The third, “enticing for the knowledge or wisdom it could give,” goes deeper: to that “pride of life” (also translated “a pretentious life,” “pride in riches.” or “people boasting in their superiority”) which is an arrogant conviction of self-sufficiency, a “complacency and willful independence in pursuing one’s earthly existence, pride in one’s own resources.” This is the opposite of true wisdom, which is defined as the “desire for spiritual things” or the “habit of seeing everything in the light of our last end.” Our true fulfillment is eternal life, not temporal. Life in union with God. Something we cannot achieve by our own resources but only in humble obedience and dependence on God.

Eve fell into the pride of making her own judgment the criterion of truth and the power of her own choices the source of ultimate fulfillment. This is the core of sin. Adam followed her. And so do we whenever we neglect the guidance of God’s word or choose our own will over his.

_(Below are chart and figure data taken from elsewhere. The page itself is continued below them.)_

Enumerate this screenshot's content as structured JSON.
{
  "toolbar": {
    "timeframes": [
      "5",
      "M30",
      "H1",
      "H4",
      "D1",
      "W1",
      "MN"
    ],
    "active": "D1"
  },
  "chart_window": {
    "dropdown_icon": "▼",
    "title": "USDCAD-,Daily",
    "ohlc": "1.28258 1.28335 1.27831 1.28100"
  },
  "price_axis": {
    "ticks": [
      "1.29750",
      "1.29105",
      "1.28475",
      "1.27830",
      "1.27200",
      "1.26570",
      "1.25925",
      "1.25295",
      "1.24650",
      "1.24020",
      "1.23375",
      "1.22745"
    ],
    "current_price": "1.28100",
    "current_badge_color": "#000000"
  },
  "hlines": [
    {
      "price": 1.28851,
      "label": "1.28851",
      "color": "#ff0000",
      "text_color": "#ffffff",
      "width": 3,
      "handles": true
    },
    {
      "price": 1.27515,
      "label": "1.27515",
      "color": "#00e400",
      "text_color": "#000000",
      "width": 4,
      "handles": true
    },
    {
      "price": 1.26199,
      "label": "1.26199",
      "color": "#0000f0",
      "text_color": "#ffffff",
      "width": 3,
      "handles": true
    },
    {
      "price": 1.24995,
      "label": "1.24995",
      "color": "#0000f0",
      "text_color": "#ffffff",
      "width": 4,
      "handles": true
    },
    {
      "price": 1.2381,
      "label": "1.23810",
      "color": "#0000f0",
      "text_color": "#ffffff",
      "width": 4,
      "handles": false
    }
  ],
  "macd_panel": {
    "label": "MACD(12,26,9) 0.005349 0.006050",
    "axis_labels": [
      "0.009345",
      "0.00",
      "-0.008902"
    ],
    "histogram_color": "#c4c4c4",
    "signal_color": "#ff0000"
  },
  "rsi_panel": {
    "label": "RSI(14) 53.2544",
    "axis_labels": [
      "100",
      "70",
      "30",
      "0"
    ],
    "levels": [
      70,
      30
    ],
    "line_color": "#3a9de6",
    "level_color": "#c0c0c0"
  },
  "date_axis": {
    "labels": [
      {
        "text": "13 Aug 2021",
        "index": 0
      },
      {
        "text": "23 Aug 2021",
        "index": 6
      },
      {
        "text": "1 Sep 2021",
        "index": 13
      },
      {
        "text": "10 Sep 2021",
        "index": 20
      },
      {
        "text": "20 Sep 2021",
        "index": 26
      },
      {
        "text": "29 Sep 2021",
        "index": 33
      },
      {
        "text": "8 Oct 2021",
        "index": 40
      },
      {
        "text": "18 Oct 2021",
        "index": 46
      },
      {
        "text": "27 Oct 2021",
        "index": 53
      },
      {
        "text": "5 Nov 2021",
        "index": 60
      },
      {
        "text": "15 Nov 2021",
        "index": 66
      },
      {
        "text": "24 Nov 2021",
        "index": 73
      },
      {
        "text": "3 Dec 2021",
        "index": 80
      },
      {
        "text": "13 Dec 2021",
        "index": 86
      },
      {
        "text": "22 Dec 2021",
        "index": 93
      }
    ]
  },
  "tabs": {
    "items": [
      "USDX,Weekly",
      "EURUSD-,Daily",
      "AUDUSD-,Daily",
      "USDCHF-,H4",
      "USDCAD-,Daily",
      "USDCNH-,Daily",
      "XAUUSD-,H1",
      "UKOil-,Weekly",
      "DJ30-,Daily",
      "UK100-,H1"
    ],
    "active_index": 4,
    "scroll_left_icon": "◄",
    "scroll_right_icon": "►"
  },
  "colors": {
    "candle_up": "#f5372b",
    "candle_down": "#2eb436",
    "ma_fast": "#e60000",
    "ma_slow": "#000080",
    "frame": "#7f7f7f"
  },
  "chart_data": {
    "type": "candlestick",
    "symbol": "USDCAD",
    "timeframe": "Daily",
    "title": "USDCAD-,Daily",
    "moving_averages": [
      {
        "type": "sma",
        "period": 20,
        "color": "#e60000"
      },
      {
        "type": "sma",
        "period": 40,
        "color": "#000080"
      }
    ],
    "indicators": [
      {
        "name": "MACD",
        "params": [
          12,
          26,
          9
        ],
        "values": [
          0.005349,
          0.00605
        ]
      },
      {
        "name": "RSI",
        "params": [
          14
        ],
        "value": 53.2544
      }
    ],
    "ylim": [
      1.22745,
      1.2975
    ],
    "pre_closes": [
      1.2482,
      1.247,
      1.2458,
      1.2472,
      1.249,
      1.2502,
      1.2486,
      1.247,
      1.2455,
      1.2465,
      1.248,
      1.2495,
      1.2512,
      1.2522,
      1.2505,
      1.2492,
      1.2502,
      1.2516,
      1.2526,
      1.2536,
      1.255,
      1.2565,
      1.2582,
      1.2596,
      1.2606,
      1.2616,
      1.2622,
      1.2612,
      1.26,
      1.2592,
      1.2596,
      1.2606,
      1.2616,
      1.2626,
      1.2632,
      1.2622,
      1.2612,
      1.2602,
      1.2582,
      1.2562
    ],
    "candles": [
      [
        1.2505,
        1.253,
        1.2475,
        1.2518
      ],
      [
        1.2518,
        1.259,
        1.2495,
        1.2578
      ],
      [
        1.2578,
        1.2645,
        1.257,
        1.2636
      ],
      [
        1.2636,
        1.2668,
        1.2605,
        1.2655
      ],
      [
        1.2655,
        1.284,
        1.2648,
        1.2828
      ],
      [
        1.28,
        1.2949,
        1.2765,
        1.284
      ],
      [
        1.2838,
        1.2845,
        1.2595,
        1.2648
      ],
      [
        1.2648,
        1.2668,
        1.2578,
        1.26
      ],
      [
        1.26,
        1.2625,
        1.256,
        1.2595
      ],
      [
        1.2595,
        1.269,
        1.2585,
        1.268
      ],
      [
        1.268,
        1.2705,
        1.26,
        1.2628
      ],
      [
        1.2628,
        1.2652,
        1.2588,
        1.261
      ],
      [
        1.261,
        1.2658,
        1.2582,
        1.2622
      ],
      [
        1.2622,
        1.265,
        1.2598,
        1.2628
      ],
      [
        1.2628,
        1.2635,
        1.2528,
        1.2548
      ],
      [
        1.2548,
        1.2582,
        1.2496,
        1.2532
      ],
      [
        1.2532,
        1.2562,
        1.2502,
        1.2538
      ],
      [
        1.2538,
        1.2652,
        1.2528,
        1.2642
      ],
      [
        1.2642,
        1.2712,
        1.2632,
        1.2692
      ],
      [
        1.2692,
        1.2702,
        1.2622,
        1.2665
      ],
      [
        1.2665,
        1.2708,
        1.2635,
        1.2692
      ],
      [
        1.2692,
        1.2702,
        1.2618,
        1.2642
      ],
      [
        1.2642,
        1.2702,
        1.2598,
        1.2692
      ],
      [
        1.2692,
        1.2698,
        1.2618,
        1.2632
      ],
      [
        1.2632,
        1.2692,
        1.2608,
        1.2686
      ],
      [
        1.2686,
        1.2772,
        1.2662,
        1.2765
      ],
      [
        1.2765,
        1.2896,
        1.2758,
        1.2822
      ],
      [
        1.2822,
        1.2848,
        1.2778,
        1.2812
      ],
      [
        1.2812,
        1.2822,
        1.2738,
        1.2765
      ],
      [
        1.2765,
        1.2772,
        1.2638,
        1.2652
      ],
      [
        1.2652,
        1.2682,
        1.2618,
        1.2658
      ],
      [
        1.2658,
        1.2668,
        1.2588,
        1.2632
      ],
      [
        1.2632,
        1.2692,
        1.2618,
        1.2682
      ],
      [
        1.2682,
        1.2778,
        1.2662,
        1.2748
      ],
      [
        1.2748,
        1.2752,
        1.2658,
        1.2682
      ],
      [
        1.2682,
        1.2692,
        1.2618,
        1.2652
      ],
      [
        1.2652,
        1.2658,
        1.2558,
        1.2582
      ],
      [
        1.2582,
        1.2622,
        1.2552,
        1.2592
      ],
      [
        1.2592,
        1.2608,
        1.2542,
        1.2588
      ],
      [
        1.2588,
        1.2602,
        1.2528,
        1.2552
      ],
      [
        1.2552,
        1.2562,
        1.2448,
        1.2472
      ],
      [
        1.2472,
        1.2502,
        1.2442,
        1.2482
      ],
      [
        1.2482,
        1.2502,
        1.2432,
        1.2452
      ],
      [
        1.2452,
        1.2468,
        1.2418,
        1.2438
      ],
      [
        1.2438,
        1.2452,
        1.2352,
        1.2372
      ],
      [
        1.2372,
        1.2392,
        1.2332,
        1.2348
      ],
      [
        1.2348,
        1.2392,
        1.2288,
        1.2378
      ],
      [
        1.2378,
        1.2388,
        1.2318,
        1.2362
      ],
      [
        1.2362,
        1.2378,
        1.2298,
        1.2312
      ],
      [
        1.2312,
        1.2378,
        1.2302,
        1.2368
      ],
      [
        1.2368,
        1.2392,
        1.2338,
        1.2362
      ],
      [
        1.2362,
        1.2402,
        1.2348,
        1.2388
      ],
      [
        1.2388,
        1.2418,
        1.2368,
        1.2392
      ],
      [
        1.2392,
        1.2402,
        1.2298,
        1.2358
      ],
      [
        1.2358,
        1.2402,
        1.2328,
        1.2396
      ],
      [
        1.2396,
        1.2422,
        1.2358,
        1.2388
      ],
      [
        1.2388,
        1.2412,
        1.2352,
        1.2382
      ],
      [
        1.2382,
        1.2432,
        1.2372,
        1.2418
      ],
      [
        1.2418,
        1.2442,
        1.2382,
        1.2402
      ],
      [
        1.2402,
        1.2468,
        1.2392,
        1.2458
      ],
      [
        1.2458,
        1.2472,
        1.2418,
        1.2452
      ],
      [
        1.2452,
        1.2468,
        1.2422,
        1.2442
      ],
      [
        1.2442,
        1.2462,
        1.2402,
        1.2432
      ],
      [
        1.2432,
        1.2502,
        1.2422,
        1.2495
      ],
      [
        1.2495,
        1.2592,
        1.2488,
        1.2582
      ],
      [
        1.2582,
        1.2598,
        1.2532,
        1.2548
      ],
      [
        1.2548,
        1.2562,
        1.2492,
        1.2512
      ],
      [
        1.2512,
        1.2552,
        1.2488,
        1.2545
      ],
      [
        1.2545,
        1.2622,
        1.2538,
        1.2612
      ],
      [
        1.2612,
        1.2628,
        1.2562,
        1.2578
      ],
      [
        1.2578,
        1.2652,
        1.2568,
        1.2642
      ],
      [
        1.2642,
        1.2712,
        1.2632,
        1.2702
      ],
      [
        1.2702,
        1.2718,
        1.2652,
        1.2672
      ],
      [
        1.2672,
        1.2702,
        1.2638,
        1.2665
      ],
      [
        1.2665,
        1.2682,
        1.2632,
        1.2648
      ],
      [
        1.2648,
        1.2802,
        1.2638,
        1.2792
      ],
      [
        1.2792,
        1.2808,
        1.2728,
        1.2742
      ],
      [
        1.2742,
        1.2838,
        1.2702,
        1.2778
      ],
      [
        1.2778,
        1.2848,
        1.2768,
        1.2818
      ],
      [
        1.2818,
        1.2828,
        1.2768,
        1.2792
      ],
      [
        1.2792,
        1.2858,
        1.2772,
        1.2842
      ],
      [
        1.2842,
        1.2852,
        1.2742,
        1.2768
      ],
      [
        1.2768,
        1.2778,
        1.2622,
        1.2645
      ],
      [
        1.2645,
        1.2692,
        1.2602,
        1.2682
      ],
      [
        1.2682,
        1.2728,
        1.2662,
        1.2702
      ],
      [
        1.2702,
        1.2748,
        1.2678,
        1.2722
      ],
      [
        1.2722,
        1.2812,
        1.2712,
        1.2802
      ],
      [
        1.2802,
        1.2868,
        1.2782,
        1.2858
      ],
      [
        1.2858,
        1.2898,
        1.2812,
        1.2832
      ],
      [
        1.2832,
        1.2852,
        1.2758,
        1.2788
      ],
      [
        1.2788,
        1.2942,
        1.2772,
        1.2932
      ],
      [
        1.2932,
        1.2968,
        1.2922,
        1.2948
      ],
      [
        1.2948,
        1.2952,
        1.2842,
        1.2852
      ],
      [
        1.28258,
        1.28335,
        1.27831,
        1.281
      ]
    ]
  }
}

Sin does let us “know good and evil.” The JBC says, “For the Semites, ‘to know’ means to experience in any way. ‘Good’ and ‘evil’ are terms of polarity and can signify totality, hence a total experience, not necessarily in a moral sense.” Before sin, Adam and Eve’s experience of life was totally good. Afterwards, it wasn’t totally bad, but it may have felt like it.

Sometimes our sins make us feel “totally bad.” We are ashamed of all that we are. We want to hide our true selves from others. Hence the “clothes” of reserve, unsharing privacy, fear of expressing our feelings or thoughts. We are “hung up” out of fear of nakedness.

The answer is not naïve, unrestrained spontaneity. Once sin exists in the world, self-exposure is vulnerability. But it is essential to love. Jesus did not restore the primitive nakedness of Eden, but he did expose his heart in word and action and his self to rejection. He was naked on the cross as he had made himself naked in self-revelation. But he loved through it, shedding his blood “so that sins may be forgiven.” Love wins.



Meditation: Why do I sin? What am I really seeking, assuming, forgetting?




[i]See  1John 2:16 and the 1968 Jerome Biblical Commentary for this text and the Genesis story.